BLOOMFIELD HILLS, MICH. (AP) - No hidden treasures. That was the primary goal during a two-year, $22 million restoration and expansion of the Cranbrook Art Museum aimed at enlivening the collection and inspiring new artists.
The contemporary art museum north of Detroit plans to reopen Friday after a complete renovation of its building, designed by famed architects Eliel and Eero Saarinen, on the 320-acre campus of the century-old Cranbrook Educational Community. A new Collections Wing makes more accessible the museum’s permanent collection of about 6,000 works of art, architecture and design, including rarely seen works by Ray Lichtenstein and Andy Warhol.
“We’re trying to make visible what is normally invisible within the museum,” said museum director Gregory Wittkopp. “This is about storing and preserving a great collection. However, then how do you layer onto that an educational mission? There’s a reason why other institutions in the world … don’t really want to go in this direction.
“We, being at the heart of an educational community here, decided, `Let’s look at that challenge. Is there a way we can do both?’” he said.
How that design challenge became a tangible reality is apparent when visitors move from the lower level of the museum through a sliding, curved, stainless steel door _ a nod to the Saarinens’ special attention to thresholds and creating no two doors alike _ into the Collections Wing and its glassed-in vaults.
The new 20,000-square-foot wing includes rooms for storing ceramics and studying prints. Just outside the print study room is a Seminar Room where instructors from Cranbrook’s K-12 private school, its Institute of Science and its Academy of Art can teach with objects or bring small groups into the vaults for closer examination.
Still, “the most sacred of sacred places,” Wittkopp said, is the main vault on the three-level wing’s top level. It contains the museum’s collection of furniture design focusing on chairs by Harry Bertoia, Charles and Ray Eames and others, and the museum’s painting collection on custom-designed vertical racks. By pulling out two sliding racks, for example, he said “all of our works from the Op-Art movement can be accessible for conversation.”

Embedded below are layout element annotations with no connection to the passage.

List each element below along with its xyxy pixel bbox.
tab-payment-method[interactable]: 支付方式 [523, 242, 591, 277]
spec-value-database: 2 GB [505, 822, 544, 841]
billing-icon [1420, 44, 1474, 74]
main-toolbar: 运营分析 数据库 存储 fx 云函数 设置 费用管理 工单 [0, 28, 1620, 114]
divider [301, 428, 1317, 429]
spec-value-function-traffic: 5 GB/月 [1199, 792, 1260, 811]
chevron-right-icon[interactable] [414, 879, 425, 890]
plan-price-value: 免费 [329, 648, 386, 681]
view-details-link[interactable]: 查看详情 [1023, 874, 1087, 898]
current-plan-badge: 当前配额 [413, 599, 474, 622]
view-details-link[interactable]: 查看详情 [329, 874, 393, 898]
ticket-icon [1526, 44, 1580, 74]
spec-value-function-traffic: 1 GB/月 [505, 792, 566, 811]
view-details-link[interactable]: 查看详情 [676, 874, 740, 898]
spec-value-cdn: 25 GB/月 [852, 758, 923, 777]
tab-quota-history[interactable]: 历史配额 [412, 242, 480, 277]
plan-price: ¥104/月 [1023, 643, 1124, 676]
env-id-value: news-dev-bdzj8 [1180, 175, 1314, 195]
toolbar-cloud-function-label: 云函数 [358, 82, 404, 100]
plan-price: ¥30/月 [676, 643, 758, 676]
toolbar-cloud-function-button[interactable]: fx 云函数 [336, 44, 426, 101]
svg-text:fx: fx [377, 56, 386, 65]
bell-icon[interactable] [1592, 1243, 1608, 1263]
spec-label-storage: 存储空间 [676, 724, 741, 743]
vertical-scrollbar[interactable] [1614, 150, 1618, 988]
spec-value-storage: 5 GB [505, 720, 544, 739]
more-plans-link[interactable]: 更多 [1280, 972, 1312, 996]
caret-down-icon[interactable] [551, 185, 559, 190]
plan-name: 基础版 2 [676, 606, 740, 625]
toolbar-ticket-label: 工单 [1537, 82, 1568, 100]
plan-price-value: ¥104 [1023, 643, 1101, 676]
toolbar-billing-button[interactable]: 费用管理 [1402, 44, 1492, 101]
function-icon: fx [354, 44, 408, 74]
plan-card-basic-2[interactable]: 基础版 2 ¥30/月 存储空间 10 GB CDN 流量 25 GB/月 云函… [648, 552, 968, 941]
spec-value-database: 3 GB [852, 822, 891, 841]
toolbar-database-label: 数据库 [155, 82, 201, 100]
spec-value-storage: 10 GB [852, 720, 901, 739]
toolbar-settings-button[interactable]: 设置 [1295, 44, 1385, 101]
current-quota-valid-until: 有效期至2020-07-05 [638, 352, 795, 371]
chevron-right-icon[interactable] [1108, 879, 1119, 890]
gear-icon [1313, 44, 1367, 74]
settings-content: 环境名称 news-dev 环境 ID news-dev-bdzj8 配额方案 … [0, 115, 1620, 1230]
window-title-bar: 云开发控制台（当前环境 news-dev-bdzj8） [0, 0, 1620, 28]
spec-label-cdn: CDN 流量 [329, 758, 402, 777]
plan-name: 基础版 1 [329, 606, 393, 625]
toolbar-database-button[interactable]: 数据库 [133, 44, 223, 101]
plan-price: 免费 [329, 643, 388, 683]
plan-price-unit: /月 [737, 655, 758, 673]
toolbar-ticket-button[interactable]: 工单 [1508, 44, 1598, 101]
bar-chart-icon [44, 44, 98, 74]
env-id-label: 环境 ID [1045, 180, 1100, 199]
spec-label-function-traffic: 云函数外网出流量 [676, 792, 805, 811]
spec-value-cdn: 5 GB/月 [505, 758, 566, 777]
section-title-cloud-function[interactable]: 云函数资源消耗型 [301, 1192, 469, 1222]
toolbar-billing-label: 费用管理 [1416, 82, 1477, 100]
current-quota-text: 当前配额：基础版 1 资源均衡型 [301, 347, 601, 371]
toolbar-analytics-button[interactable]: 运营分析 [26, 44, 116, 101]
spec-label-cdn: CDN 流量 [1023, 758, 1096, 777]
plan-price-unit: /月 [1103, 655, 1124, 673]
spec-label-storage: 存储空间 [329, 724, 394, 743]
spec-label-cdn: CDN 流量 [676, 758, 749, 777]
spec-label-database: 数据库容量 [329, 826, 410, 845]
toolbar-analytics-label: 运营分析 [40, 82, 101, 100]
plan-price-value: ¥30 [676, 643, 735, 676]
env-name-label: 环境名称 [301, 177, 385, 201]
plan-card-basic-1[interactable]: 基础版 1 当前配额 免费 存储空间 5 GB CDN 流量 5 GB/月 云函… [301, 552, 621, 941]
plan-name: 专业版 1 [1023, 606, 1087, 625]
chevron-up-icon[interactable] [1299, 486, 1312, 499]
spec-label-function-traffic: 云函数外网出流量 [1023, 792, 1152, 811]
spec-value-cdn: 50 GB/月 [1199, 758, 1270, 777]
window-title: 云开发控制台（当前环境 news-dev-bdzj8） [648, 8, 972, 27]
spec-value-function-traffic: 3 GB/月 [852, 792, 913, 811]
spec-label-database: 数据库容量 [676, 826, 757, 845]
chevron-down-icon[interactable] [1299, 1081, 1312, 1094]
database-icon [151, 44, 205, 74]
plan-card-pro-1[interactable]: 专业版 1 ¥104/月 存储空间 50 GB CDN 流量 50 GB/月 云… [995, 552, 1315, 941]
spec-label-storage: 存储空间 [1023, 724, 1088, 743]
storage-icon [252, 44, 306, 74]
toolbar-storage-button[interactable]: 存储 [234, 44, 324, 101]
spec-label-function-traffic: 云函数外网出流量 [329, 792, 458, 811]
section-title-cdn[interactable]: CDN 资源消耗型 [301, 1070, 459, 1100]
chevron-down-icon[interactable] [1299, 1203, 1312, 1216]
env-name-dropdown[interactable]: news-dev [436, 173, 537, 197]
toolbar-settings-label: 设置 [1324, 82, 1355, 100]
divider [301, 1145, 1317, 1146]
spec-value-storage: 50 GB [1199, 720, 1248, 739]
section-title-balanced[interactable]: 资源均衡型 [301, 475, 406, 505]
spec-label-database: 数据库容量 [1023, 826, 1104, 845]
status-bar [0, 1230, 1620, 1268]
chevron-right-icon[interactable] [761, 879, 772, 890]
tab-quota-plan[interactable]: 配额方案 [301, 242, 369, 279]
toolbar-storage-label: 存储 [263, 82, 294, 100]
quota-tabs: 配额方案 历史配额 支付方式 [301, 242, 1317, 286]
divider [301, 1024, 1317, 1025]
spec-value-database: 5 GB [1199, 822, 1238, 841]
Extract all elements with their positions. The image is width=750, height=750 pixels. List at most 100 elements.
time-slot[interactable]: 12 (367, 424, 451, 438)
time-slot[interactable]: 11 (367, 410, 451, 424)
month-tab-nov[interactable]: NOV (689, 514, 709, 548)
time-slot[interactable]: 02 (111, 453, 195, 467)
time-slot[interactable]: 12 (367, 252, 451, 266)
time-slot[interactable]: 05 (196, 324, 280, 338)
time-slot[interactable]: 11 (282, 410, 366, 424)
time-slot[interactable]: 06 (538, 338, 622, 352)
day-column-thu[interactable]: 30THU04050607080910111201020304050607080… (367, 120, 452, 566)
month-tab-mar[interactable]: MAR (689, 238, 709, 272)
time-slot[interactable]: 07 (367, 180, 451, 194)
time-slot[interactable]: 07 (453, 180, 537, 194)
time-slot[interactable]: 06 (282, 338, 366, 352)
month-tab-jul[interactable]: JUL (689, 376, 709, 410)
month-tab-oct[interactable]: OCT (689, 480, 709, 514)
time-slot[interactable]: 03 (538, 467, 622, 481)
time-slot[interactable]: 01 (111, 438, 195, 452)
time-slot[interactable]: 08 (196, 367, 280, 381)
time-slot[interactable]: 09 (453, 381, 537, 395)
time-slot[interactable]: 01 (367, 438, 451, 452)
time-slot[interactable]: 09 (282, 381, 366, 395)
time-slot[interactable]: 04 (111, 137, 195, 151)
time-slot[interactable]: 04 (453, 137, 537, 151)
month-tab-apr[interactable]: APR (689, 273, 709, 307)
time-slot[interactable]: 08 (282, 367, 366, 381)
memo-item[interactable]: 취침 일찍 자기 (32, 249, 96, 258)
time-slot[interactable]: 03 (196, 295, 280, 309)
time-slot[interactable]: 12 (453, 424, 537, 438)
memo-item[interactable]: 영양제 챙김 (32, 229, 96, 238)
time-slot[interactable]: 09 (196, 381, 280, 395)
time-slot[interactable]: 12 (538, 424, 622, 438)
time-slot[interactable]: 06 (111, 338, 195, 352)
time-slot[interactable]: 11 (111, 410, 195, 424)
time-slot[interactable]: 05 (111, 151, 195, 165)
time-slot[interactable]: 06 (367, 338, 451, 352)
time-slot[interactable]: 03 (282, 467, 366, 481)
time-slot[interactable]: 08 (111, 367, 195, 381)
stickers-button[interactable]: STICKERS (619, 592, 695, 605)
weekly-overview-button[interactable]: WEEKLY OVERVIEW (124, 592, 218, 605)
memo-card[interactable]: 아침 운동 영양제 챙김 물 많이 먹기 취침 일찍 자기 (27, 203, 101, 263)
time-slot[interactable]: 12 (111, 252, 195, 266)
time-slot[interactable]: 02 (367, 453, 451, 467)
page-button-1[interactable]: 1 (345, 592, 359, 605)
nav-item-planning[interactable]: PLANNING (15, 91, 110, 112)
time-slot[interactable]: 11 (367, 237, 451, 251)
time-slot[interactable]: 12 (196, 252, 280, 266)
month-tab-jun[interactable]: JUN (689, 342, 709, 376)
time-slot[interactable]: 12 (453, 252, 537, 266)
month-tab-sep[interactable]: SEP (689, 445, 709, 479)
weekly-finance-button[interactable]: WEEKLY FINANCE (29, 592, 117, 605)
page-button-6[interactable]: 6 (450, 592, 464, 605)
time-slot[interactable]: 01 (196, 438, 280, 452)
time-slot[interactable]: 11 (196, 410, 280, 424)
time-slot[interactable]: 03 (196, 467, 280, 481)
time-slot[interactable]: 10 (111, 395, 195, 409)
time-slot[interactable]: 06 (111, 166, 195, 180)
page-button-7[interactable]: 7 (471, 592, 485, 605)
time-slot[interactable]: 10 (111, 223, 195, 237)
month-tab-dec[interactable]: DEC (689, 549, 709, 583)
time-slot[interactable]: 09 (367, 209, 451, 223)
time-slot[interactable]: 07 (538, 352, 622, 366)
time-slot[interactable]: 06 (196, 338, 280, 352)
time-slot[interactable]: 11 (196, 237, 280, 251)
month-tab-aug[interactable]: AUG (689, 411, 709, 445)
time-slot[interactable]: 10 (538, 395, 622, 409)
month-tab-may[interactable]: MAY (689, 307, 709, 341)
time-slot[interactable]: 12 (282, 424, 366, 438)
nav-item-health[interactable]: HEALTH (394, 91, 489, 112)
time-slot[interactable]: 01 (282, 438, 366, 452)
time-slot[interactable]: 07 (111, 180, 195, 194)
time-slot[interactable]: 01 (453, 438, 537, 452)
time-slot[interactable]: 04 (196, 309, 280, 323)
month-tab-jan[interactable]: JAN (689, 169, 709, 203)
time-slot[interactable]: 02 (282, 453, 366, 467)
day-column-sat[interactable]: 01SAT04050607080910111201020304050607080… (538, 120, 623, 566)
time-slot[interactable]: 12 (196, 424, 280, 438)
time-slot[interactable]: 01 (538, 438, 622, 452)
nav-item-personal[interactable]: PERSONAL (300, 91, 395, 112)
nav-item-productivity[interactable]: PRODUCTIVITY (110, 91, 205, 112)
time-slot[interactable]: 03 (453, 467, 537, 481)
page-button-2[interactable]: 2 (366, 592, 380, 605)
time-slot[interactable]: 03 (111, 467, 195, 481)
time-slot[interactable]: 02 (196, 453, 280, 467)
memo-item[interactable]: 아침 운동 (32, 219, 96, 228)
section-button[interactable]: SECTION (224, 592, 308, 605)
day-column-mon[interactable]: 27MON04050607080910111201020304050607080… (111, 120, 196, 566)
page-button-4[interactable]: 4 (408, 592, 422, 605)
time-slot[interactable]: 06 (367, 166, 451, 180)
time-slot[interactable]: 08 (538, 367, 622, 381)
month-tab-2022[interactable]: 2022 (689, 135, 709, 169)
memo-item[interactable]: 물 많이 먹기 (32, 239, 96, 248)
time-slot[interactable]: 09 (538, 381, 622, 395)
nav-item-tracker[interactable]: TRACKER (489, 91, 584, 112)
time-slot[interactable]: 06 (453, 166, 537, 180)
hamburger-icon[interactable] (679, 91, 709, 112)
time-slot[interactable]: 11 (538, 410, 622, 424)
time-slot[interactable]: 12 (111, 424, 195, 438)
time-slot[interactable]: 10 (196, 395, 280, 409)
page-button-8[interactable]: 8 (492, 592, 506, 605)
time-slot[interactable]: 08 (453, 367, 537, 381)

One of the most exciting examples for Wittkopp is the new pull-out rack for a rare, four-paneled modular painting by Roy Lichtenstein. In the decade or so since the painting was donated, he said it’s been on display in a gallery twice, but now it’s available for viewing on a rack that also includes a portrait of soccer legend Pele by Lichtenstein’s friend Andy Warhol.
The Andy Warhol Foundation also donated 150 of the artist’s photographs to Cranbrook, which are easily accessible on shelves in the print study room. They were given with the stipulation that a substantial part of the collection must be on display every 10 years _ common language in contracts that Cranbrook Art Museum officials say becomes much easier to honor with the expansion.
Museum officials envision developing programs that will take place in the vaults.
“In most museums, 95 percent of collections are never seen,” said Reed Kroloff, director of the Cranbrook Academy of Art and Art Museum.
Underscoring the museum’s mission to curate and educate, its first post-renovation exhibition is called, “No Object is an Island: New Dialogues with the Cranbrook Collection.” It pairs the work of 50 contemporary artists and designers with 50 pieces from Cranbrook’s permanent collection of 20th- and 21st-century design. One pairing inspired by the natural world: a “soundsuit” by Chicago-based artist Nick Cave and a tapestry by Arts and Crafts master May Morris.
“Most museums bring out 100 of their best works and call it a day,” Wittkopp said. “What we wanted to do was show our collection is most valuable when it’s continuing to inspire a new generation of artists.”
The renovation was one of several projects made possible by a recently completed $181 million fundraising campaign. The Academy of Art and Art Museum raised about $46 million of the total for various purposes.
The museum is part of the Cranbrook Academy of Art, a community of artists-in-residence and graduate students founded by newspaper magnate George Gough Booth and his wife Ellen Scripps Booth.